If you were looking to write a detailed account of all the mistakes Barcelona have made in the past decade, you’d be advised to start by turning the Forest of Dean into pulp. Because you’re going to need a lot of paper.
And while it would be unfair to lambast the club for failing to replace the legendary Xavi Hernandez – there are few players in the modern era who can claim to have influenced the game as much as the World Cup-winning, tika-taka-embodying Catalan – but Barcelona did, at one point, have a midfielder who would have done a better job than most of stepping into Xavi’s boots.
And they let him go.
“I think he is an extraordinary player,” Xavi said of a young Thiago Alcantara in 2013, via The Guardian.
“Thiago is not just a player for the future but is someone who can make an impact right now as well.”

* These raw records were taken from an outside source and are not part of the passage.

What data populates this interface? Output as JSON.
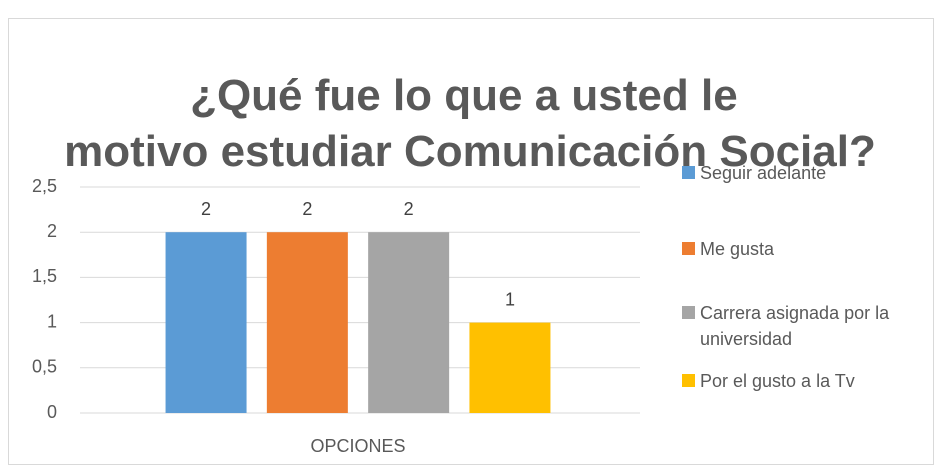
{
  "chart_data": {
    "type": "bar",
    "title": "¿Qué fue lo que a usted le motivo estudiar Comunicación Social?",
    "categories": [
      "OPCIONES"
    ],
    "series": [
      {
        "name": "Seguir adelante",
        "color": "#5b9bd5",
        "values": [
          2
        ]
      },
      {
        "name": "Me gusta",
        "color": "#ed7d31",
        "values": [
          2
        ]
      },
      {
        "name": "Carrera asignada por la universidad",
        "color": "#a5a5a5",
        "values": [
          2
        ]
      },
      {
        "name": "Por el gusto a la Tv",
        "color": "#ffc000",
        "values": [
          1
        ]
      }
    ],
    "ylim": [
      0,
      2.5
    ],
    "yticks": [
      0,
      {
        "value": 0.5,
        "label": "0,5"
      },
      1,
      {
        "value": 1.5,
        "label": "1,5"
      },
      2,
      {
        "value": 2.5,
        "label": "2,5"
      }
    ],
    "grid": true,
    "legend": "right"
  }
}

If only Barcelona had listened to their legendary number six. Because, after failing to give one of Europe’s most promising young playmakers any sort of assurances over his first-team role at Camp Nou, Thiago was packing his bags, swapping Barca for Bayern Munich just months after Xavi had tipped his fellow La Masia graduate for a bright future in red and blue.
Could Liverpool’s Thiago Alcantara return to Barcelona under Xavi?

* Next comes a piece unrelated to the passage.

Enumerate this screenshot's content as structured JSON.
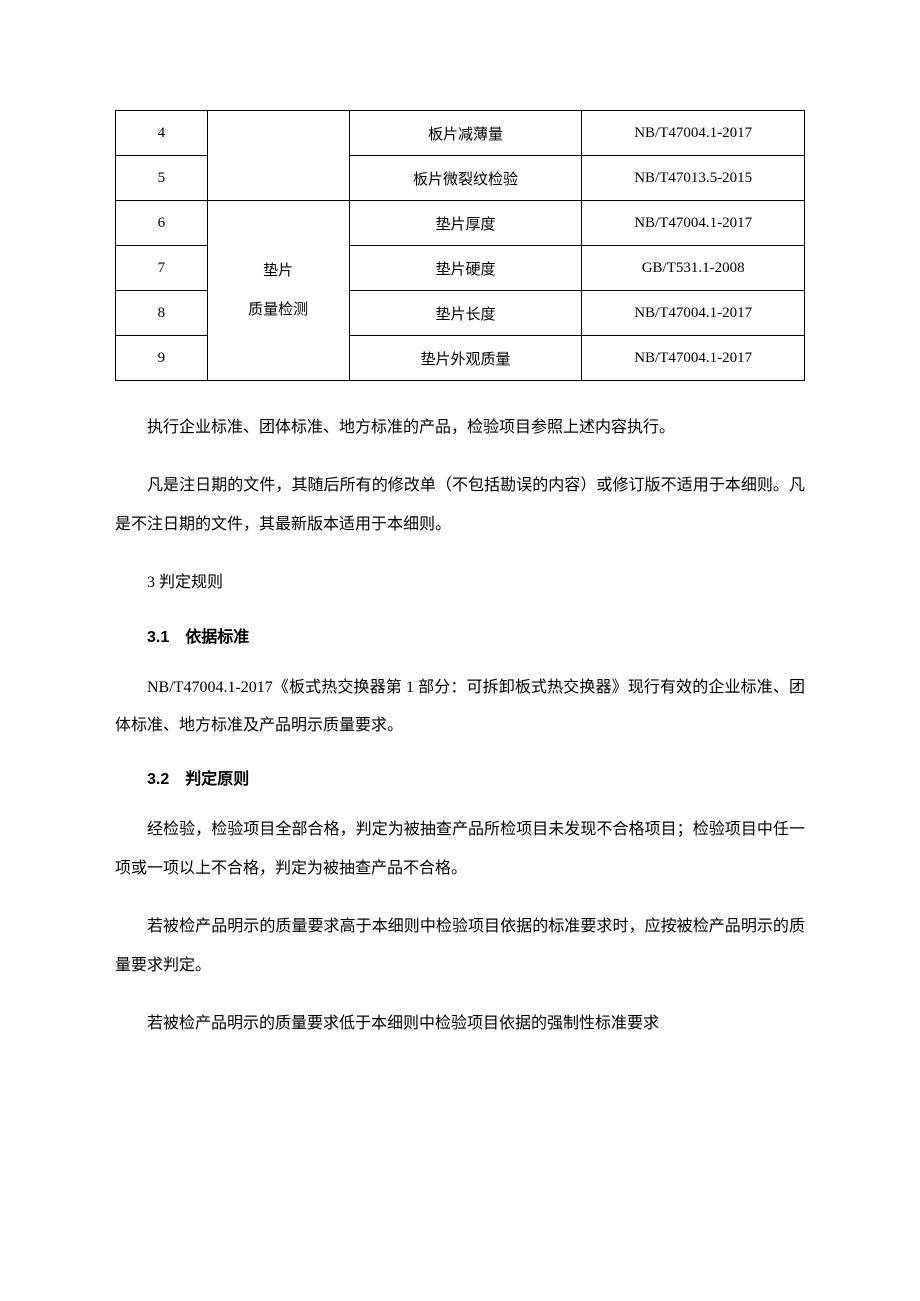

Eight years on, Xavi is back where he belongs, riding back into town like a shining knight on a noble steed.
And the man who has come to embody everything we grew to love about that all-conquering Barcelona side of the Pep Guardiola era wasted little time, in his new role as head coach, in making clear the importance of bringing tradition back to a club that sold its soul for a few magic beans and a £140 million Brazilian.
After luring 38-year-old former teammate Dani Alves back to Camp Nou for one last swansong, Sport claims Xavi has held talks with president Joan Laporta to express his desire to bring back another star with Barca blood coursing through his veins.
How Liverpool feel about parting with Thiago after just 14 injury-hit months on Merseyside remains to be seen.
But while Xavi became the symbol of Guardiola’s Barcelona, it’s tempting to wonder whether Thiago could play that same role under Xavi himself.
“Xavi is eternal,” Thiago said of Xavi, his old teammate and, who knows, perhaps his future manager too (Bleacher Report).
“Even when he is not at his very best level physically, he plays a kind of football that gives oxygen to a team. It makes me sad to think I won’t be able to watch Xavi any more. He is football. He is one of those players that has made Barcelona what it is today.”
Many at Camp Nou hope Xavi can make Barcelona what it is tomorrow as well.